Wednesday, December 1, 2010

No strings...

IIIIIII've got no strings to hold me down, to make me laugh, to make me frown! I've got no strings to hold me down, there are no strings on me!
~Pinocchio

What a patently false statement. At least, it is now. Once though, I could go where I wanted, when I wanted (geographically, that is). Now? Not so much. Not by any malevolent force keeping me somewhere....but love. Strings of family, friends...things keeping me tied to where I am. My husband, my biological/marital family, and my chosen family (friends) all keeping me where I am...but I know that any of them would let me go somewhere else in a second, if that was what I really needed. It wouldn't be easy for anyone, but I feel safe in the knowledge that if it was what was best for me, it could happen.

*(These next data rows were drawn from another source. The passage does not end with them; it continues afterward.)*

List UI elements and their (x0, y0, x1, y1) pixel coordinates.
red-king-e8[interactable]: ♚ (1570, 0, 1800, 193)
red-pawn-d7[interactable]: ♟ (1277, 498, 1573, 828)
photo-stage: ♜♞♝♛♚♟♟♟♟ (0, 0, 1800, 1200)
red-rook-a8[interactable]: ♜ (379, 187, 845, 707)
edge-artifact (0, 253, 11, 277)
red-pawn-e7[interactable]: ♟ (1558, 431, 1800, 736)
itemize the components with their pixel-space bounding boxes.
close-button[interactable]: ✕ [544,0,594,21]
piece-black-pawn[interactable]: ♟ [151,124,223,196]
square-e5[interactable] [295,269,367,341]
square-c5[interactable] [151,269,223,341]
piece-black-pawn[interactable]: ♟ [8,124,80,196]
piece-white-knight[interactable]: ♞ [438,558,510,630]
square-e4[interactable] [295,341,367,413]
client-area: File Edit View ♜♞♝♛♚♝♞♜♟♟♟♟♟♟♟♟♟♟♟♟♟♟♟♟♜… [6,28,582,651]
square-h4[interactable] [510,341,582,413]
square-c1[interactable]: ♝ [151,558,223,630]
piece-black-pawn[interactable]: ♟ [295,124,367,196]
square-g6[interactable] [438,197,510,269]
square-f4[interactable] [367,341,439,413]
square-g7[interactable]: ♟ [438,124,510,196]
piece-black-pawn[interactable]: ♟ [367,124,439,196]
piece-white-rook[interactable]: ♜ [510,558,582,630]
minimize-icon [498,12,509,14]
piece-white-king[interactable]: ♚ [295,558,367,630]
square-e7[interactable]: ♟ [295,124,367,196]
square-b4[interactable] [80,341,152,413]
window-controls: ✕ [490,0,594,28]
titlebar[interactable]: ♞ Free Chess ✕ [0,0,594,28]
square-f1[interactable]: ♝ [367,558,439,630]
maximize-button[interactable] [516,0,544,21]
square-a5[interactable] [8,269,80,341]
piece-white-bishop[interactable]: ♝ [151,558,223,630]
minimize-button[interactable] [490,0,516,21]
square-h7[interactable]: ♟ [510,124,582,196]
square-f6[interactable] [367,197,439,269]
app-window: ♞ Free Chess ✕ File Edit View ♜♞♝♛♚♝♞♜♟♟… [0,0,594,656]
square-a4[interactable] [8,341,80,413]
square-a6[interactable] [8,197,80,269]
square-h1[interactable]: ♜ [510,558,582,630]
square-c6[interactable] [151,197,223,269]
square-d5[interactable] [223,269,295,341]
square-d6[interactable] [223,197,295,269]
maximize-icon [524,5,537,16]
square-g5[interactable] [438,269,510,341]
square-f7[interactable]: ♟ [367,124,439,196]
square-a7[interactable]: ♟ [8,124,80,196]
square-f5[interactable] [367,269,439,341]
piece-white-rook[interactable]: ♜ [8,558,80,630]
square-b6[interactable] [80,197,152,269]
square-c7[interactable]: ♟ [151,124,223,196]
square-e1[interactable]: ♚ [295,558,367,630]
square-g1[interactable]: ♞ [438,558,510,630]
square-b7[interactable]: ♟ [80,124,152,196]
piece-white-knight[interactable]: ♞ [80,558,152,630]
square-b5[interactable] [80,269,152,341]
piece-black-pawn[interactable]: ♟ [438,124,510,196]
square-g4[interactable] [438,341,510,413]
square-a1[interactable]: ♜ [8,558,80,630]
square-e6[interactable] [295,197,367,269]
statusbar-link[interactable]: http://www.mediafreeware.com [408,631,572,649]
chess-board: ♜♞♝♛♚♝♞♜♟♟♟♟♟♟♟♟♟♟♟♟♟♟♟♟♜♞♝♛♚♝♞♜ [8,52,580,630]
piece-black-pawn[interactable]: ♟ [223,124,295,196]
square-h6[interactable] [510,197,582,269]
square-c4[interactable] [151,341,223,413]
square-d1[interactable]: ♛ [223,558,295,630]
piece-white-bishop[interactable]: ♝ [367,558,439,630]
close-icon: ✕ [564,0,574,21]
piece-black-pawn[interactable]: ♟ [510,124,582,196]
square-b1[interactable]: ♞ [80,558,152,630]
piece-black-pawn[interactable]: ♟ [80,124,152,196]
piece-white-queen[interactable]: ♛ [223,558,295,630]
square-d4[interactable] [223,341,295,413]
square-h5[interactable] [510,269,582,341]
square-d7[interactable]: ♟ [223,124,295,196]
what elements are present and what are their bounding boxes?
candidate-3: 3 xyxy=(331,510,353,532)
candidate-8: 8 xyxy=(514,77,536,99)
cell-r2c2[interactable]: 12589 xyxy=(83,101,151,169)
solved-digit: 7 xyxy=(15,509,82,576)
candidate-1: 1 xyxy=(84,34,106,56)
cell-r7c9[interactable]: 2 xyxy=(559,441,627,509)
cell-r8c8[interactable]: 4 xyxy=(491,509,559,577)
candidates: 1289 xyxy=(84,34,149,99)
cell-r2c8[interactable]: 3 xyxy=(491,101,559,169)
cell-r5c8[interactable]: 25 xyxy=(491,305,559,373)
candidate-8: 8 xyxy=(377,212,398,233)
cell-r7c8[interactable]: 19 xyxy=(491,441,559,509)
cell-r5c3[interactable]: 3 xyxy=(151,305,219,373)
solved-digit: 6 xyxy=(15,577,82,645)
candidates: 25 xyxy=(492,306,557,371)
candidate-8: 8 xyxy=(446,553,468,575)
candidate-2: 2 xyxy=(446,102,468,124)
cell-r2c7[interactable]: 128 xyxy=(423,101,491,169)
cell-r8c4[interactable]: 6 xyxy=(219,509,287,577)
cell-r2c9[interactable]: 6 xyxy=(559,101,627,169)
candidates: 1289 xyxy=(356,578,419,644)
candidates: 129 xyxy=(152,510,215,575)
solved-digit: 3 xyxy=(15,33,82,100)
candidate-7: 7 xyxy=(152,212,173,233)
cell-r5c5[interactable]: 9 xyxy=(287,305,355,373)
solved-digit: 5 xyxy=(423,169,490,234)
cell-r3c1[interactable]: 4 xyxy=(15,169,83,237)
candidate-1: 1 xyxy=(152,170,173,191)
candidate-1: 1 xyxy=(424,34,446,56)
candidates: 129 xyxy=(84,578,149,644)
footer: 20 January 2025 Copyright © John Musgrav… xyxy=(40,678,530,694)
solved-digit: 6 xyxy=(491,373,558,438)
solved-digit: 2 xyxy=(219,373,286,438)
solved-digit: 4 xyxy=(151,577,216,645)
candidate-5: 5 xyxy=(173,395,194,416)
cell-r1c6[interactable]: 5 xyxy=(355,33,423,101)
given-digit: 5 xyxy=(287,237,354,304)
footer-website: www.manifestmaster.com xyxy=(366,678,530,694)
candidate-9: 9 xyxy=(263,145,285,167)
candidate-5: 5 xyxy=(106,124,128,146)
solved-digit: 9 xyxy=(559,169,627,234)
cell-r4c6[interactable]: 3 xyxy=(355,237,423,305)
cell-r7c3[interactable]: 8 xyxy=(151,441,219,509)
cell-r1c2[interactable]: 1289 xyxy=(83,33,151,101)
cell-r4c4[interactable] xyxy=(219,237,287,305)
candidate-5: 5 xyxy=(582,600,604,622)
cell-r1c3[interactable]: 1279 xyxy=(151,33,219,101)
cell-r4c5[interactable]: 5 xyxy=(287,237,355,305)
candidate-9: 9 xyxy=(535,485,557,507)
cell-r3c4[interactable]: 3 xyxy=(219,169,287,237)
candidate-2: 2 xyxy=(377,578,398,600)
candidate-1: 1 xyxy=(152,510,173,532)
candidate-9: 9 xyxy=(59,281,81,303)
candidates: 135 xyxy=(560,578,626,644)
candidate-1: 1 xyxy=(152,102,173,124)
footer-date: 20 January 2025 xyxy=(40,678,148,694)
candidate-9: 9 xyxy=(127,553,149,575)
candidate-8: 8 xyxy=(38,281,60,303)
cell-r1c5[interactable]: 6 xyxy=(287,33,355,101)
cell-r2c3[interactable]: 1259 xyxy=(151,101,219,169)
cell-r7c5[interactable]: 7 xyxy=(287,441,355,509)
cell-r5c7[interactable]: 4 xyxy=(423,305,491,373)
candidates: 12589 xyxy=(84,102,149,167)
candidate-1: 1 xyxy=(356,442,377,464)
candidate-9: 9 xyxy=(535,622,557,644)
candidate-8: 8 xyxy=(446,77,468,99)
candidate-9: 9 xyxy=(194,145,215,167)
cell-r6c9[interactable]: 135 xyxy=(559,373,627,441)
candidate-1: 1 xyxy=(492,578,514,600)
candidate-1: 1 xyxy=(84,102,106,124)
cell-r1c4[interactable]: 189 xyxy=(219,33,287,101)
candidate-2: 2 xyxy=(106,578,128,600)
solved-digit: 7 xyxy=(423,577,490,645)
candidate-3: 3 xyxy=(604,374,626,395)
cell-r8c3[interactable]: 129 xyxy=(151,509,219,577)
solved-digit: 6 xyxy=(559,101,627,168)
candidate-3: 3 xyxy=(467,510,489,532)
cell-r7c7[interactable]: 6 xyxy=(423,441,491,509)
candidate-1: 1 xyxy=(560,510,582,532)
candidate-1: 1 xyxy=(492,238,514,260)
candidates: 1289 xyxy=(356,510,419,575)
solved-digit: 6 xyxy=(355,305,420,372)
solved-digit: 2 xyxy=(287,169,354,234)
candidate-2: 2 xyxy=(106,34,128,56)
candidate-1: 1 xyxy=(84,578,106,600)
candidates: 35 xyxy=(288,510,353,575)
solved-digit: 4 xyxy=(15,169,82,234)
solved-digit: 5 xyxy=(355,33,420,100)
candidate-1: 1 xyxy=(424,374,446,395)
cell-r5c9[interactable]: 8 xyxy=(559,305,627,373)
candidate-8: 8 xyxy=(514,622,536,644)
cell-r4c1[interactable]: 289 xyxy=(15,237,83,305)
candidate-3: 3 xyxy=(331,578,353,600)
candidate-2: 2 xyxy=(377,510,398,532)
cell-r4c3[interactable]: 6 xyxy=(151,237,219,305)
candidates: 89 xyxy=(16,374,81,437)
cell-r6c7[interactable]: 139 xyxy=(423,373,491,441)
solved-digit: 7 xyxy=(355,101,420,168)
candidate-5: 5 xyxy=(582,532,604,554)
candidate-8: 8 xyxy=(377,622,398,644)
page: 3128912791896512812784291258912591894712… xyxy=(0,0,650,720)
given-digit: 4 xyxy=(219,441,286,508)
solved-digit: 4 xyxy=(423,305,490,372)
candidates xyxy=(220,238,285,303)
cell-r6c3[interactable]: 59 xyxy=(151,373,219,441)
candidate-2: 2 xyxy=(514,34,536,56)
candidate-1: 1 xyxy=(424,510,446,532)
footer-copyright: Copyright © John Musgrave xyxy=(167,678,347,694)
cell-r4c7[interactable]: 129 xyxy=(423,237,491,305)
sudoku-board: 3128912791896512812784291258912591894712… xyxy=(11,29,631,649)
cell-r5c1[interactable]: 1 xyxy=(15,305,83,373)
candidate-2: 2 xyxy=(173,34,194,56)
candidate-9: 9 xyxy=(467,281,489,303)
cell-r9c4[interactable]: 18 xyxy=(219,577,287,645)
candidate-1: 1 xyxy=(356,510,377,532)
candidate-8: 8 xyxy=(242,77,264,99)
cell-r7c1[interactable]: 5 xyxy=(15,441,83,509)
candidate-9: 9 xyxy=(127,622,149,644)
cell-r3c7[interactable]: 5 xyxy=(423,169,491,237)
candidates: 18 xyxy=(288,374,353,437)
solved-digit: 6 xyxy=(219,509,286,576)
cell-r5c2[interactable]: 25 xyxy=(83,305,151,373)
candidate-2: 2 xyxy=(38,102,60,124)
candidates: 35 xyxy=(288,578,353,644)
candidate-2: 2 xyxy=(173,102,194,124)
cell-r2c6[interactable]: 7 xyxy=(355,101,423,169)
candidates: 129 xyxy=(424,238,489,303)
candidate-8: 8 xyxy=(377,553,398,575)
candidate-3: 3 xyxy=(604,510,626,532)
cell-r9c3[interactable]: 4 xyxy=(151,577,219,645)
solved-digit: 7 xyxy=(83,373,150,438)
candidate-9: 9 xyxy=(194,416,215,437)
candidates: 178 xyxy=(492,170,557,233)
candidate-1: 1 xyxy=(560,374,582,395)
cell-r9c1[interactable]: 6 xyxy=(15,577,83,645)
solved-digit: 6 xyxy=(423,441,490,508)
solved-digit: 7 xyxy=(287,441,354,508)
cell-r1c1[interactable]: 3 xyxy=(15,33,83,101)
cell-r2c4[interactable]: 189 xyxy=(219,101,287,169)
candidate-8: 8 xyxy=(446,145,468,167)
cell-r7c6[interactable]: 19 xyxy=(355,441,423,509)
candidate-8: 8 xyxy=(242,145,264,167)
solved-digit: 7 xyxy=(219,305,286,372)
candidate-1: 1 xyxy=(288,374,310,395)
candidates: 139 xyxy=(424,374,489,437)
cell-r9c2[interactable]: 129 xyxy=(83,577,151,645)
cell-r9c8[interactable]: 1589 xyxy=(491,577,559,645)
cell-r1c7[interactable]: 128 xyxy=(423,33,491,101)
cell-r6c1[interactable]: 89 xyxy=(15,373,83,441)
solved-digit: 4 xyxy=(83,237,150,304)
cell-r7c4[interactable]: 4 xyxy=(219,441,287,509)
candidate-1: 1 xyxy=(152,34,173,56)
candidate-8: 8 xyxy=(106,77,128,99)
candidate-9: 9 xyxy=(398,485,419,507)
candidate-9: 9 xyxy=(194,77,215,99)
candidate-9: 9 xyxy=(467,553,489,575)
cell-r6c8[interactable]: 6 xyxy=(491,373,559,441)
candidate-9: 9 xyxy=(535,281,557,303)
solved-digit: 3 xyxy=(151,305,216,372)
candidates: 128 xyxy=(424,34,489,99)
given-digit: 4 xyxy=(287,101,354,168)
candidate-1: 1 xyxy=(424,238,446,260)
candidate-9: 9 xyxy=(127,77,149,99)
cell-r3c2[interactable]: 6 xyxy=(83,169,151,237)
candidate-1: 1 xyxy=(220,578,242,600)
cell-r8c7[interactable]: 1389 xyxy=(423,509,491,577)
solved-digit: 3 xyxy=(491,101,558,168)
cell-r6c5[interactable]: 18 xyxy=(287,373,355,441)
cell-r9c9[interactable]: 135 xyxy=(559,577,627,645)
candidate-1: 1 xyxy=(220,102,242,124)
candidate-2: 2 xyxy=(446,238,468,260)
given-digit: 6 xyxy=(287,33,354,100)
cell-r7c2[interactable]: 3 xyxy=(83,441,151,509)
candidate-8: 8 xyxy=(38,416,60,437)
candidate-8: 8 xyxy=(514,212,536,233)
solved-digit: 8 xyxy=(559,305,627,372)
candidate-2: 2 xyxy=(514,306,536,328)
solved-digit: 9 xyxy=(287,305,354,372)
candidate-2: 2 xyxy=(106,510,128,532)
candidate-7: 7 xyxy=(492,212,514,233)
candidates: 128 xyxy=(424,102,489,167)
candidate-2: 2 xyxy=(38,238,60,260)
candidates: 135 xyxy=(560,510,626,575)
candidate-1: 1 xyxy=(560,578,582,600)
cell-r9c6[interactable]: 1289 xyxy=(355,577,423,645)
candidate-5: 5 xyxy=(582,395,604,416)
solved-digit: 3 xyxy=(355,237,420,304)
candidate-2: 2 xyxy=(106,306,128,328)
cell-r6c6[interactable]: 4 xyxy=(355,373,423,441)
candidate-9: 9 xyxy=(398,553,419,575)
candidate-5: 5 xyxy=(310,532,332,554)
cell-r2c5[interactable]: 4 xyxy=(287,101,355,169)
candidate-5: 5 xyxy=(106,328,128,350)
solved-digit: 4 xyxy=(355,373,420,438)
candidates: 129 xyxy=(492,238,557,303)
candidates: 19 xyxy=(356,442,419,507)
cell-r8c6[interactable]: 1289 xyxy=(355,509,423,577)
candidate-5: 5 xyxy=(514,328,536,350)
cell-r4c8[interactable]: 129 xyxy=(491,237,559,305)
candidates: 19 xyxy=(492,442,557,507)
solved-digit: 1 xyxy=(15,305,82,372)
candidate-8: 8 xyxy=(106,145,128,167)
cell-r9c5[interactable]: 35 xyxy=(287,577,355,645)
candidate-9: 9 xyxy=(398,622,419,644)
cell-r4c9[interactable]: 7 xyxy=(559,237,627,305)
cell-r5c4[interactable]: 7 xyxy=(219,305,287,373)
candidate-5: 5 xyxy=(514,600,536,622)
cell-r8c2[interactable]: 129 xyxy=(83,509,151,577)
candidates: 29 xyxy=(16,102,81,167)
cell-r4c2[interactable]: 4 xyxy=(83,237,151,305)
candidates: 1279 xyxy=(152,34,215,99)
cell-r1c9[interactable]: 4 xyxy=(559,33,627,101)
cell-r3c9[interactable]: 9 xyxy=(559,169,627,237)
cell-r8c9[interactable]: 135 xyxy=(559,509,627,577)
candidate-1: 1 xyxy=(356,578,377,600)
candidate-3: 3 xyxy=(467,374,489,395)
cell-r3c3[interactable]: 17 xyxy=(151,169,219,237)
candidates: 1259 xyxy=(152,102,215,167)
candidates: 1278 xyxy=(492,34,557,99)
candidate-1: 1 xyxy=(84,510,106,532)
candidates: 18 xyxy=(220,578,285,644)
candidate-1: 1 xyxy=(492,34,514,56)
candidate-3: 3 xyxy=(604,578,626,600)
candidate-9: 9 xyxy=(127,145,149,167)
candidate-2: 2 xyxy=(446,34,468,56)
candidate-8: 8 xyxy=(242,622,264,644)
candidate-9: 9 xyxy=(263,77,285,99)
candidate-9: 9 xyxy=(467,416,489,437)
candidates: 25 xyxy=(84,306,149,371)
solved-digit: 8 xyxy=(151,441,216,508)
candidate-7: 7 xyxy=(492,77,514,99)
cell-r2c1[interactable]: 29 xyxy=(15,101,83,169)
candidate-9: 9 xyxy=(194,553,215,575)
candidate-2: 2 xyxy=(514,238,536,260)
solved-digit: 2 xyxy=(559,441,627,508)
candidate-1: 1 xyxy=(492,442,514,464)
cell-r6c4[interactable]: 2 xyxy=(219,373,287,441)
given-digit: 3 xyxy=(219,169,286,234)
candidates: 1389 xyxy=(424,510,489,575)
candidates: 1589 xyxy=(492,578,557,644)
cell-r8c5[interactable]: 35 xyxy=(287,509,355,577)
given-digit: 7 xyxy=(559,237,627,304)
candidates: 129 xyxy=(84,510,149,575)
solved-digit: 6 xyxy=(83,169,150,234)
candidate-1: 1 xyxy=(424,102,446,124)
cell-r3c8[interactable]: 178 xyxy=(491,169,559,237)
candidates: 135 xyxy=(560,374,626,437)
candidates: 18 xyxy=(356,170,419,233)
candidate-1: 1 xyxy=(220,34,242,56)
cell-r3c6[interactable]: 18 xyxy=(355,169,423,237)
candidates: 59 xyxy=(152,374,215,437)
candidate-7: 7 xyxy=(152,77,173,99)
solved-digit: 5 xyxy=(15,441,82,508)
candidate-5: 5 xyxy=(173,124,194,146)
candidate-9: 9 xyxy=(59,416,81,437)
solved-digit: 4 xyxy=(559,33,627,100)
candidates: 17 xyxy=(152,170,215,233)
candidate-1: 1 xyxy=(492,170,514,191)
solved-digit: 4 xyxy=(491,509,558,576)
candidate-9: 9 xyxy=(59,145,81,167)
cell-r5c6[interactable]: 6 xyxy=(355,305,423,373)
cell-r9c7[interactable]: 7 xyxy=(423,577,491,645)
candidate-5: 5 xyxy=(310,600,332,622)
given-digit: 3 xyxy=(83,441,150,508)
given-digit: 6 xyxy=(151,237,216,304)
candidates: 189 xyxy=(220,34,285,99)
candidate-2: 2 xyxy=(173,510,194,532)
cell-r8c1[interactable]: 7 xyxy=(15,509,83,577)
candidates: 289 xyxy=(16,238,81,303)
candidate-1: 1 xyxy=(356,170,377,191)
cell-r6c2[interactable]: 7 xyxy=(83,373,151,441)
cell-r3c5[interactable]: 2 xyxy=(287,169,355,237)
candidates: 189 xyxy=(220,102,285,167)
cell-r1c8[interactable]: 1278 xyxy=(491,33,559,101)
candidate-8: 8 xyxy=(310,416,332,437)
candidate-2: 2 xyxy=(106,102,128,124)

The strings that bind a New England girl to the area, especially an island girl, can be pretty tough ones to break. I tried Arizona for a year...not only was it an ENTIRELY different climate environmentally, but emotionally as well. The furthest I've been away for any length of time not including vacations is western Massachusetts. I can't stand the thought of being much further from home than that. And really, I know people say that home is where your mail goes, but for me, Harpswell will always be home. No matter where I go, those strings always pull me back...so maybe I do have strings to hold me down, after all....but the security of those strings allows me to soar in other ways.

2 comments:

Kate said...

You're just more of a kits than a tow-chain, ya know? You'll always be the type to soar, not to drag yourself (or anyone else) along for the ride. <3

Kate said...

KitE, that is. Wouldn't proofreading be an awesome idea??

Anyway... just gently pointing out the number of Wednesdays that have passed since you posted. If I'm able to dredge myself through a black depression and Cymbalta poisoning, seems like maybe... well, you know. And I've got your Christmas present all lined up, but I need to know what your summer looks like. Any times you could *not* escape for a weekend or so?